When this year's season was first announced, a year ago, the writeup on this concert described Henri Dutilleux as "one of our greatest living composers." Now he's just another great dead one. His Métaboles was premiered by the Cleveland Orchestra in 1965; this was at the height of the period when it was believed that all modern music had to sound like this: difficult, complicated, uningratiating. Actually it's a fairly interesting work, sounding rather more like Messiaen than the composer would probably want to know, and isn't objectionable so long as nobody's telling you that all the new music has to be like this.
But on the radio going home I found some Hovhaness. Now that's a composer of that day whose works I could really go for.
The announcement also said we were going to get pianist Hélène Grimaud - the de Larrocha or Argerich of her generation - playing the Brahms Second Concerto.
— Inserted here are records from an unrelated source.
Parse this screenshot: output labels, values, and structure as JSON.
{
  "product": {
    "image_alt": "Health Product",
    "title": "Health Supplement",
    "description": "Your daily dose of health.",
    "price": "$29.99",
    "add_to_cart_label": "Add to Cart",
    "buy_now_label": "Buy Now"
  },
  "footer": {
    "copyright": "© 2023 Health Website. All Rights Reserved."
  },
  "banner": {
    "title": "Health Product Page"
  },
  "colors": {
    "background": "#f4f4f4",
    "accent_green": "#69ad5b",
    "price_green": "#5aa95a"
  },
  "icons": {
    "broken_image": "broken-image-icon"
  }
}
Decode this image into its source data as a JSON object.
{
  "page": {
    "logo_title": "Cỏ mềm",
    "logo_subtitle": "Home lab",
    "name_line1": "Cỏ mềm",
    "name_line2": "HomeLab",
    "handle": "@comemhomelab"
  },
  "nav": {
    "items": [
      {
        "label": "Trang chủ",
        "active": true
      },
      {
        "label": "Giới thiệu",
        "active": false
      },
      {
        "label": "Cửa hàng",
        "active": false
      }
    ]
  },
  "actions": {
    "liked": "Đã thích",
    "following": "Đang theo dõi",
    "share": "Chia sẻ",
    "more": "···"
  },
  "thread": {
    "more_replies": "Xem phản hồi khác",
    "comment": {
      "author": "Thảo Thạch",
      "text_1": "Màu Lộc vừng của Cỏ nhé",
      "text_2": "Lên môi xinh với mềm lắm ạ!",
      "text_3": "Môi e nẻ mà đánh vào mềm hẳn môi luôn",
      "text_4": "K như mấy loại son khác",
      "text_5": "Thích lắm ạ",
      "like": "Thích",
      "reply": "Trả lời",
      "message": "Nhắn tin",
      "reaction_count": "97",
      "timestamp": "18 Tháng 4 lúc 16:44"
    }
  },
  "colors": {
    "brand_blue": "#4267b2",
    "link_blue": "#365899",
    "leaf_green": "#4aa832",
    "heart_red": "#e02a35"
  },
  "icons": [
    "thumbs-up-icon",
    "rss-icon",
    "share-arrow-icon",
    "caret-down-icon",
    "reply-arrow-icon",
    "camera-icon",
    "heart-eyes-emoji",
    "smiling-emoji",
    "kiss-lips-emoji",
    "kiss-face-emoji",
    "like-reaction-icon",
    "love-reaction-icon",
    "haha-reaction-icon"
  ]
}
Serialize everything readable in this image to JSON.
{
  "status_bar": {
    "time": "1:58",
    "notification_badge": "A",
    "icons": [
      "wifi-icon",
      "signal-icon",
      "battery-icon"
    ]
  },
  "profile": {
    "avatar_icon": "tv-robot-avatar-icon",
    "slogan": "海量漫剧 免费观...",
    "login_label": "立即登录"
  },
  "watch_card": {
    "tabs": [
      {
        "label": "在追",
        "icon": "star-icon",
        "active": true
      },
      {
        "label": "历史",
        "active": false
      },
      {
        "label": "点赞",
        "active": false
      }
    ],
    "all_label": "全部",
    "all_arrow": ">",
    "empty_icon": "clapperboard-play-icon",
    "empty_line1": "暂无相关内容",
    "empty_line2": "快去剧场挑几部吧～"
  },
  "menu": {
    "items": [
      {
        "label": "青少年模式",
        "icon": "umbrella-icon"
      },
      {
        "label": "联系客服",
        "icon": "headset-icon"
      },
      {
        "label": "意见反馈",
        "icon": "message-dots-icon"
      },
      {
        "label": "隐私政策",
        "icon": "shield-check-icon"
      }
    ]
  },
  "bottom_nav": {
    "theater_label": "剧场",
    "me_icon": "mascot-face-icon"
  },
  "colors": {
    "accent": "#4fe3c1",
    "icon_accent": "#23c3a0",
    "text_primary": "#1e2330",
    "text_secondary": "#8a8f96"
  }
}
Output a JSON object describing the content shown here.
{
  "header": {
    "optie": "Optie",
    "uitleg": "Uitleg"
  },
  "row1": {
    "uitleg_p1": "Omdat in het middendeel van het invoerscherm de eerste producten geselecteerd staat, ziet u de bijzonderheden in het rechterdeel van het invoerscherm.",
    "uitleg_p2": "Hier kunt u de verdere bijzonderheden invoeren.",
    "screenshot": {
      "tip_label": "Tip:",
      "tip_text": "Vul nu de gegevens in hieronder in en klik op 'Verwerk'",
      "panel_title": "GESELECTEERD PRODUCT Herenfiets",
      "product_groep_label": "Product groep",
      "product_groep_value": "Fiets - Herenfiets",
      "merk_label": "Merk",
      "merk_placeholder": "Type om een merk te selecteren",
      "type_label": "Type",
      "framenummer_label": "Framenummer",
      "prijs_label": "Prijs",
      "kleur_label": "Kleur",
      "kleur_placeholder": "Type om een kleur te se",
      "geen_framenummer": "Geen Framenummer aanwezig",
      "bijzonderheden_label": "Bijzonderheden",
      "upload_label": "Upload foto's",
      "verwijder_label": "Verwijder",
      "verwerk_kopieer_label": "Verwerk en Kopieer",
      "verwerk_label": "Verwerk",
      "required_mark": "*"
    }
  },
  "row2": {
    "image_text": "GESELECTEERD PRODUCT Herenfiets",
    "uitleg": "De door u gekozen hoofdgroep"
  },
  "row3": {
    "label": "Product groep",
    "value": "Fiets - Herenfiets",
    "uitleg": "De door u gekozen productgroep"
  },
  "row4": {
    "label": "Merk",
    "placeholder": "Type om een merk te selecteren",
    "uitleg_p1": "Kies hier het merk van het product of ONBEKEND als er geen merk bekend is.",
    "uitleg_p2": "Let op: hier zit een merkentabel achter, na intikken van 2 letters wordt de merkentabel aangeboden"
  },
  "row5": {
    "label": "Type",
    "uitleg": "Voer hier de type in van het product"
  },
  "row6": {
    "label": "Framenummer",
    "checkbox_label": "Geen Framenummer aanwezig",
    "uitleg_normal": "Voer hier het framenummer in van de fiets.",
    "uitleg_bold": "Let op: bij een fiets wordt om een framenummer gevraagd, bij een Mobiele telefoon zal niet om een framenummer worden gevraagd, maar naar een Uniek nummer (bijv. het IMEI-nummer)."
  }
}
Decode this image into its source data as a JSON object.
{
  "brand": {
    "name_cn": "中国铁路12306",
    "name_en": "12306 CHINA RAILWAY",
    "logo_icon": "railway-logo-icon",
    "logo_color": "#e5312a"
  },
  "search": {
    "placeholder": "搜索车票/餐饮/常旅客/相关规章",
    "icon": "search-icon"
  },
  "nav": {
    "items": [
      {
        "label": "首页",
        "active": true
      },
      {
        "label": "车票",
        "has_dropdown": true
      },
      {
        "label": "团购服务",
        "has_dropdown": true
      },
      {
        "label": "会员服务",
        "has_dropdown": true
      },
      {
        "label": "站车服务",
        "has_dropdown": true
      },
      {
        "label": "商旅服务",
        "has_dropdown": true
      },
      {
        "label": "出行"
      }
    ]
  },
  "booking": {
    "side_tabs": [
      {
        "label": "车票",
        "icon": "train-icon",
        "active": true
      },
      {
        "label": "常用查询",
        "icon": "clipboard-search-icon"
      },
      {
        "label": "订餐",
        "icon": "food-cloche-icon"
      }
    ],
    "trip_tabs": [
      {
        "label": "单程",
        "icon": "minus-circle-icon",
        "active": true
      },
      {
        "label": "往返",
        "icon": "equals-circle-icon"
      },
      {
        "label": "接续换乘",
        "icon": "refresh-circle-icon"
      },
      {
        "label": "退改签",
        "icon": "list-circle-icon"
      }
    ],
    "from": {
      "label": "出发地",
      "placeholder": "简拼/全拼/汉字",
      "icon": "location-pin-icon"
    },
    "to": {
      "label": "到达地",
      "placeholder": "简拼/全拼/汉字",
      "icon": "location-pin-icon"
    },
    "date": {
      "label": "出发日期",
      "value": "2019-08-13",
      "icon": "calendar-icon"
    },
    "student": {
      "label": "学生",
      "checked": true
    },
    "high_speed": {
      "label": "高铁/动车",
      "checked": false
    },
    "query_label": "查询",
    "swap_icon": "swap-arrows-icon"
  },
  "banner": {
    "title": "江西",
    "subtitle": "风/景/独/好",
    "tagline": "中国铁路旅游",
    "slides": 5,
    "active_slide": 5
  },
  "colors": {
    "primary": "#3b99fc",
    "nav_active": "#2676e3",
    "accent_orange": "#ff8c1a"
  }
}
It turned out to be the First, about as different as you can get and still be Brahms. Together with young conductor Lionel Bringuier, who appears to be Swiss - it's not as if the program's so-called bio will actually come out and tell you this - the First was taken in a relaxed and expansive manner so that it was as close to the Second as possible.
Also on the program, Ravel's La Valse, a hothouse flower that received the loving care from the orchestra I wish could have been devoted to a better piece.
In other musical news, Lisa Irontongue alerts me that another Reactions to the Record symposium is being planned at Stanford. This one has fewer program participants than its predecessors, though it does have Taruskin - let's hope he isn't forced by personal circumstances to cancel as he did last time - and it's being held in the funereal little back room downstairs in Bing, instead of over near the music department.